Pick: Dolphins +10.5
Oakland Raiders (-3) at New York Jets
I know I spat in the face of the rule ten seconds ago, but never pick a west coast team coming east for an early game. Especially not when the Jets are hot and have a Run The Table guarantee in play.
Pick: Jets +3
Denver Broncos at Buffalo Bills (-4)
I don’t know, man. Let me know how this one ends.
Pick: Broncos +4
Jacksonville Jaguars at Tenessee Titans (-3.5)
There are diehard Jags and Titans fans out there. Legitimately. Imagine being one of those people. Imagine convincing yourself that either of these teams will be anything other than an irrelevant also-ran. Like, imagine being the Titans fan that’s like, “yeah, this is the year we’re gonna beat the Patriots and go all the way!” I can’t. I can’t imagine living such a pathetic life, and my life is about as pathetic as it gets. You can keep this game if it’s not Color Rush.
Pick: Titans -3.5
Dallas Cowboys at New England Patriots (-6.5)
I’m so secretly-not-that-confident about this game that I couldn’t be more confident. The Cowboys are a different animal obviously, but the last time the Pats faced an actually good offense it went… not great. Cowboys can rush the passer and theoretically run the ball down their gullet. But, like, come on. Have you watched Zeke this year? He stinks. I’ll bet my life that 1,000-year-old Randall Cobb and Mike Gallup don’t do anything too crazy. Pats can’t block anyone, but they haven’t blocked anyone all year and are 9-1. It’s Jason Garret vs. Bill Belichick. I really should have just said that and saved myself an entire pointless paragraph.
Pick: Pats -6.5
Green Bay Packers at San Fransisco 49ers (-3)

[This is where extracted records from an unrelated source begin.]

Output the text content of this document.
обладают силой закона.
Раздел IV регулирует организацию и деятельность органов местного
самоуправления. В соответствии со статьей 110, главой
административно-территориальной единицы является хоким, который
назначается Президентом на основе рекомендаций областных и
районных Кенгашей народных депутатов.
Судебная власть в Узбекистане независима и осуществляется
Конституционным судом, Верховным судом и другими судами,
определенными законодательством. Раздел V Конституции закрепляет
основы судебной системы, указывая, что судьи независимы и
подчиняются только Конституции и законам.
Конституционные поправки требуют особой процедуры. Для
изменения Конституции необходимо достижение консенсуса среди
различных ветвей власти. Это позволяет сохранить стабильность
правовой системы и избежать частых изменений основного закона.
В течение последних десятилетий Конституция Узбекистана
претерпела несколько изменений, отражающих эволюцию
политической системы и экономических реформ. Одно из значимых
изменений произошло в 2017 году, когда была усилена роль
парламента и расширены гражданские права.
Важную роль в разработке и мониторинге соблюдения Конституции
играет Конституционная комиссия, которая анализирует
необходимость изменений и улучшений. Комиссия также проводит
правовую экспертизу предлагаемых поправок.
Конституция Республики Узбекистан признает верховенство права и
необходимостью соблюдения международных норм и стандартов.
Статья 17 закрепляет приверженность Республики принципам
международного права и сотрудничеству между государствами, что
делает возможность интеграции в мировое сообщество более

I know I’m obviously making it up, but I feel like they already played this year. Maybe I’m just caught up in the NFL 100 festivities and am just seeing old Packers and Niners highlights wherever I look. I’m seeing T.O., Dorsey Levins for some reason, another guy whose name I’m forgetting but he had 181 yards rushing while also throwing for 263 yards in the same playoff game. Classic helmet matchup; just feels like January. I tell you what, though, I’m stumped. Jimmy G’s been dying to cost them a game or two with a backbreaking pick late in the fourth quarter. Aaron Rodgers is dying to throw a tantrum on his team after they cost him a game late in the fourth quarter. Niners are better, so might as well just pick them.
Pick: Niners -3
Baltimore Ravens (-3.5) at Los Angeles Rams
Pats murdered the Rams, who are now in one of the more hopeless cap situations in the NFL. They’re about to get steamrolled.